Exposing a semiconductor to tát light can generate electron–hole pairs, which increases the number of không lấy phí carriers and thereby the conductivity. Diodes optimized to tát take advantage of this phenomenon are known as photodiodes. Compound semiconductor diodes can also produce light, as in light-emitting diodes and laser diode

Transistor[edit]

Bipolar junction transistor[edit]

An n–p–n bipolar junction transistor structure

Bipolar junction transistors (BJTs) are formed from two p–n junctions, in either n–p–n or p–n–p configuration. The middle, or base, the region between the junctions is typically very narrow. The other regions, and their associated terminals, are known as the emitter and the collector. A small current injected through the junction between the base and the emitter changes the properties of the base-collector junction ví that it can conduct current even though it is reverse biased. This creates a much larger current between the collector and emitter, controlled by the base-emitter current.

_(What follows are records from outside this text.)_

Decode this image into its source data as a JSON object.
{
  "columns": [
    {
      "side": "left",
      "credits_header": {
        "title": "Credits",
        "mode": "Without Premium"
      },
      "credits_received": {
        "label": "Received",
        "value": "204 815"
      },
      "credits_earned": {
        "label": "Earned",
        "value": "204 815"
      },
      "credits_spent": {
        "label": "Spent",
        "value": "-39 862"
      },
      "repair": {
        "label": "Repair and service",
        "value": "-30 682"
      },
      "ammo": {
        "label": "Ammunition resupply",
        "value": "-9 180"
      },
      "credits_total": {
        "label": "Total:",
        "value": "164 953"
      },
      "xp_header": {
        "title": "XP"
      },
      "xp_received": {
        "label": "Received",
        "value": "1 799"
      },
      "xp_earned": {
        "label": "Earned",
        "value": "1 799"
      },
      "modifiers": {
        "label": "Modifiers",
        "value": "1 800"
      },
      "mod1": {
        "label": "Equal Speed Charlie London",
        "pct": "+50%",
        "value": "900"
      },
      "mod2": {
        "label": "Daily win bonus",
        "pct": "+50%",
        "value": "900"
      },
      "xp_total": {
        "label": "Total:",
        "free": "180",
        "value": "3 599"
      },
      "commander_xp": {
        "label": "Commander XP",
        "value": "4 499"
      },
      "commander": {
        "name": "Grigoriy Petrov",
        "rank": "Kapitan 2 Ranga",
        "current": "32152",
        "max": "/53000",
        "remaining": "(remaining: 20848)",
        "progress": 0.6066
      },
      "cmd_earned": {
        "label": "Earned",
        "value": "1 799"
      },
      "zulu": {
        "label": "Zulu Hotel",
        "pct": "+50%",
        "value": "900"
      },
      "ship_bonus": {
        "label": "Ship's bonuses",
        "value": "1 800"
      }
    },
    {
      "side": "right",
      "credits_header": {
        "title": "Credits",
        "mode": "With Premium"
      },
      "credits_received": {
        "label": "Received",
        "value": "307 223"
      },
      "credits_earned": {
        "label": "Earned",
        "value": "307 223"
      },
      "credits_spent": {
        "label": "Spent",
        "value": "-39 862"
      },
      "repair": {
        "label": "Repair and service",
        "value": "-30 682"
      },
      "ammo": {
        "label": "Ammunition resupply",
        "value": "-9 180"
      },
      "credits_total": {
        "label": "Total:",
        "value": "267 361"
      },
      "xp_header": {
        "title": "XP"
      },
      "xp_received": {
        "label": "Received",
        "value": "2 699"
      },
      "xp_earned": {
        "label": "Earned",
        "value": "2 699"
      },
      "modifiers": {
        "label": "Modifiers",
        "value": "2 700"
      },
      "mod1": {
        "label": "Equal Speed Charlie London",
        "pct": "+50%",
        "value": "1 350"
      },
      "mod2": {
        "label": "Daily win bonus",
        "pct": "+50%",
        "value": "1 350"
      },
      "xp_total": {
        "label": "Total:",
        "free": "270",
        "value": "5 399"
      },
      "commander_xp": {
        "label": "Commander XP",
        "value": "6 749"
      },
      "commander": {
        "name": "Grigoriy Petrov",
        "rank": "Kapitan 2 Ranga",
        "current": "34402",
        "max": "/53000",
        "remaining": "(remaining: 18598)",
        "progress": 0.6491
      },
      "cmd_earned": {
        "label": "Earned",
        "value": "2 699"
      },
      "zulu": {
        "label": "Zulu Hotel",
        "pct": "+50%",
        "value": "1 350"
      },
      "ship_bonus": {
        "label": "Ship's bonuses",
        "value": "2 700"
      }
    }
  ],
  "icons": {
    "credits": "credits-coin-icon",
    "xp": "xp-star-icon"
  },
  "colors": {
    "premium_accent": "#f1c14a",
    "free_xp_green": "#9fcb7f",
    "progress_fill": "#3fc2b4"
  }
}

Field-effect transistor[edit]

Another type of transistor, the field-effect transistor (FET), operates on the principle that semiconductor conductivity can be increased or decreased by the presence of an electric field. An electric field can increase the number of không lấy phí electrons and holes in a semiconductor, thereby changing its conductivity. The field may be applied by a reverse-biased p–n junction, forming a junction field-effect transistor (JFET) or by an electrode insulated from the bulk material by an oxide layer, forming a metal–oxide–semiconductor field-effect transistor (MOSFET).

Metal-oxide-semiconductor[edit]

Operation of a MOSFET and its Id-Vg curve. At first, when no gate voltage is applied. There is no inversion electron in the channel, the device is OFF. As gate voltage increase, the inversion electron mật độ trùng lặp từ khóa in the channel increase, the current increases, and the device turns on.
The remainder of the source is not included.